I’d promised myself that once I’d finished sewing the quilt, I’d be ready to face the truth. And in a way I was right, because here I am saying these things to the one person who I think just might be able to understand.
I don’t cry as I’m telling Josie all this. It’s a relief to be able to speak my truth to someone who understands that a heart can be as empty as the Sahara Desert and still somehow go on beating. I only break down afterwards, when she draws me into her arms and lets me sob into the folds of her shawl, rocking me gently, just as I used to rock Grace to get her off to sleep, singing her a lullaby from long ago.
Zoe – 2010
Tom agrees to drive us to the beach. We pick up Josie and I insist she sits in the front beside him. At first, they make polite conversation about the weather and she asks him a few questions about his job at the port. But I can tell there’s an instant rapport between them. I’ve told him her story and he finds it fascinating too. As we continue through the dirty streets, he asks her about the city in the war years and she points out the fine detailing of the dignified old buildings, still just discernible beneath the modern veneer of tackiness that disguises them these days. I hope there’ll be many more opportunities for him to talk to her. I can see how much he respects her, and I know her gentle wisdom would help him as it has helped me.
I sit in the back, only half listening to them, lost in my own thoughts. As we drive past the entrance to the harbour, I picture how it must have been on the day the Americans attacked. I see the flames and hear the ear-splitting explosions as the ships were hit and the Esperanza sank, taking its cargo of refugees with it. And in my mind’s eye I see the slight figure of a girl thrown from the deck into a sea of burning oil and a boy leaping from the quayside, without hesitation, to save her.
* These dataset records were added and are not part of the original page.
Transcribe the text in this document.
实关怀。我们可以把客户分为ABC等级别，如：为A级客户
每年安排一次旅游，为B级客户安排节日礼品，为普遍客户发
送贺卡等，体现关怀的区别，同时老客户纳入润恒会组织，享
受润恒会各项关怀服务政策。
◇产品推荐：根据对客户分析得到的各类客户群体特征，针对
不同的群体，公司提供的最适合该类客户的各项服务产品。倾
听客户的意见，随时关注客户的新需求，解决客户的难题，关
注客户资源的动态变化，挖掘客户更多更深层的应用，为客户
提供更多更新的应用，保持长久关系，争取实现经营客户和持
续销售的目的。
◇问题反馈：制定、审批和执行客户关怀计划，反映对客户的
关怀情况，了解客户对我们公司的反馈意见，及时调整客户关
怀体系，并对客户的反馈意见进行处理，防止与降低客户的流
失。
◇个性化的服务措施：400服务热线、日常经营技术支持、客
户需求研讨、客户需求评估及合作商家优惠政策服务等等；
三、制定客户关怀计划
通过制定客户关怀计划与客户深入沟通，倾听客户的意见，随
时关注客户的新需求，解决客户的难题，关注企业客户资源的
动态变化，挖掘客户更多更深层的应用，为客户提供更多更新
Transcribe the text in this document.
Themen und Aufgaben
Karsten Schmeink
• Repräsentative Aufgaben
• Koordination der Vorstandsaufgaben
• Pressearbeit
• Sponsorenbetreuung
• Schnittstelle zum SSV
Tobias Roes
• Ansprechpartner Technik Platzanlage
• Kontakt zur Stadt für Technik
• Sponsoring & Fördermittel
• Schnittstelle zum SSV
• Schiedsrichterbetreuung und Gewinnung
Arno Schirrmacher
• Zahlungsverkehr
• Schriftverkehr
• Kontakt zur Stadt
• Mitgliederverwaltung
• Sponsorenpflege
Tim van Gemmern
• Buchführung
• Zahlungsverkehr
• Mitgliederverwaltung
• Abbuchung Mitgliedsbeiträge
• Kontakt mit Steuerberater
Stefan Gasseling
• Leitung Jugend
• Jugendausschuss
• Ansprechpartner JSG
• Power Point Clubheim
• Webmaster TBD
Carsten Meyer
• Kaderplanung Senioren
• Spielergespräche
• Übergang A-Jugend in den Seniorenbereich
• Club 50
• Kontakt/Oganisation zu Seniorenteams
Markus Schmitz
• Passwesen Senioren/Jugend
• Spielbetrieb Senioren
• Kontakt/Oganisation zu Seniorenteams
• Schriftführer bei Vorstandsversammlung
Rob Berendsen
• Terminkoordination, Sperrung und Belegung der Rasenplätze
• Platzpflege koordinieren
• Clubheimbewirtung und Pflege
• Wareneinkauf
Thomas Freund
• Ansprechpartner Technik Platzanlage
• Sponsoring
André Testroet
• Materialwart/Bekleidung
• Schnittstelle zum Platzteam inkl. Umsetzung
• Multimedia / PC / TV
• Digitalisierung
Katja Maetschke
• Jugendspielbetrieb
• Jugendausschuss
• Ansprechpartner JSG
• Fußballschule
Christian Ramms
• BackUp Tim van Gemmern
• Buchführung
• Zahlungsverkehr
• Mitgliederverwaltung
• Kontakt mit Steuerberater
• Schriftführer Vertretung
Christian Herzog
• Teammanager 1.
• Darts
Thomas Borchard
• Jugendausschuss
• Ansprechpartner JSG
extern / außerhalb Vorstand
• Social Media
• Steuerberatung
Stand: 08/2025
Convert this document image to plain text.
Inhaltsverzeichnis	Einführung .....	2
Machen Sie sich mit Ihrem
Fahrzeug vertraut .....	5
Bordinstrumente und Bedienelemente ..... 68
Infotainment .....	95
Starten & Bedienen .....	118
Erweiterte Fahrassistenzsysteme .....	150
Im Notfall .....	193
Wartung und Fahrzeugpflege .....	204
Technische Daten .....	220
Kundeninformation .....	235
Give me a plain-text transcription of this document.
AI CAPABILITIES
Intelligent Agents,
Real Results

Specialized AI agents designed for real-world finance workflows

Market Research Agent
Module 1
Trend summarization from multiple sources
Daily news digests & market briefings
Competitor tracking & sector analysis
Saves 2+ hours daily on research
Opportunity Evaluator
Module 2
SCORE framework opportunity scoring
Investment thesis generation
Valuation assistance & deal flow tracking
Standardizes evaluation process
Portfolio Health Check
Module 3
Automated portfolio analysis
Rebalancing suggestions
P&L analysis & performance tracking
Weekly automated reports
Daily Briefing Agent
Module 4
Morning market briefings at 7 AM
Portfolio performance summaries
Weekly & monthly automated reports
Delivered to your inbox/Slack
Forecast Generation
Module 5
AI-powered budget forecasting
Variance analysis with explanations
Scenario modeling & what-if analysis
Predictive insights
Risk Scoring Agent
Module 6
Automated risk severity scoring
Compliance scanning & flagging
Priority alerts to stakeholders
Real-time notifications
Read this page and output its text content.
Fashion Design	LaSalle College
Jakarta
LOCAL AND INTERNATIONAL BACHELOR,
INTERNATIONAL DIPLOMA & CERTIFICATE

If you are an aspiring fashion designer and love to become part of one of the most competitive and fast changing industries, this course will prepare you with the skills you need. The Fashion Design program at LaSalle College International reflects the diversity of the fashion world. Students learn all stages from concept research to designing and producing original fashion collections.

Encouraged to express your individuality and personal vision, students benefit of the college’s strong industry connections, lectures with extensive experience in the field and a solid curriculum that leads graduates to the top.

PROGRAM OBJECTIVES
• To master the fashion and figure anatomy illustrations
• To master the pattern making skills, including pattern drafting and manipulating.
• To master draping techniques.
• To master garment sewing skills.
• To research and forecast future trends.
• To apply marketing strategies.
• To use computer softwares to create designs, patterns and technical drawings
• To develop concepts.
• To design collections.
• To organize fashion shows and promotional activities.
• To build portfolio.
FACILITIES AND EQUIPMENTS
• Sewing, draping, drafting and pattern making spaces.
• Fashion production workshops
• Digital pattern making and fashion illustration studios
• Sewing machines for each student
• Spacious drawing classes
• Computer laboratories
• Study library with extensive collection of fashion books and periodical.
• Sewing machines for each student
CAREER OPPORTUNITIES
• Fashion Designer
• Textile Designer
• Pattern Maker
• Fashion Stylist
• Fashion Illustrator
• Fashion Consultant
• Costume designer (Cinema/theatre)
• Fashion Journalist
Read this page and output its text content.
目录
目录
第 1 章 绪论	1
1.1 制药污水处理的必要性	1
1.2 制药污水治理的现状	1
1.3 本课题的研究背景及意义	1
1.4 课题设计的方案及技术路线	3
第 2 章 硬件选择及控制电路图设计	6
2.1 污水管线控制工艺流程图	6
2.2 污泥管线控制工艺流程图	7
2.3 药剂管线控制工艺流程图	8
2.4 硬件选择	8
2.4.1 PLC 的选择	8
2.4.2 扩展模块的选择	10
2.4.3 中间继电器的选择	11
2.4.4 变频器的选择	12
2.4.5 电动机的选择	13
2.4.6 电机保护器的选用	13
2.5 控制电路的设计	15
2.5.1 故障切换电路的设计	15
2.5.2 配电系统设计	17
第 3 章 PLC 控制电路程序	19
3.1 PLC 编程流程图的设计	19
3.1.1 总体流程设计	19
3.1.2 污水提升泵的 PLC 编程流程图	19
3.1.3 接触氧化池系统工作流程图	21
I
The devastation of the harbour and the devastation of my marriage seem to meld into one. And yet Josie has shown me that, even when the tangled web of life and love and loss and grief becomes too much to bear, it’s still possible to keep on living.
On one of our walks in the Parc Murdoch, where we like to go sometimes to stroll beneath the avenues of palm trees and sit on the bench between the pines, I asked Josie how she’s been able to move on, having suffered so much and lost so much. She fixed me with her sea-green gaze and thought for a while before she said, ‘You know, I used to think of myself as a tiny drop in the ocean of life. But I’ve come to see that I am not a drop in the ocean: I’m an entire ocean in one tiny drop. There is no answer to your question, Zoe. Some things are impossible to move on from – instead, you have to find a way to live with them. The secret is to open your heart, even as it breaks. Because that’s when you discover that you have the capacity to contain it all – the pain and the love, the dark and the light. Just like the ocean. Finding the strength to do so can be quite a challenge, and it takes time. But, in the end, it’s facing up to the truth that will set you free.’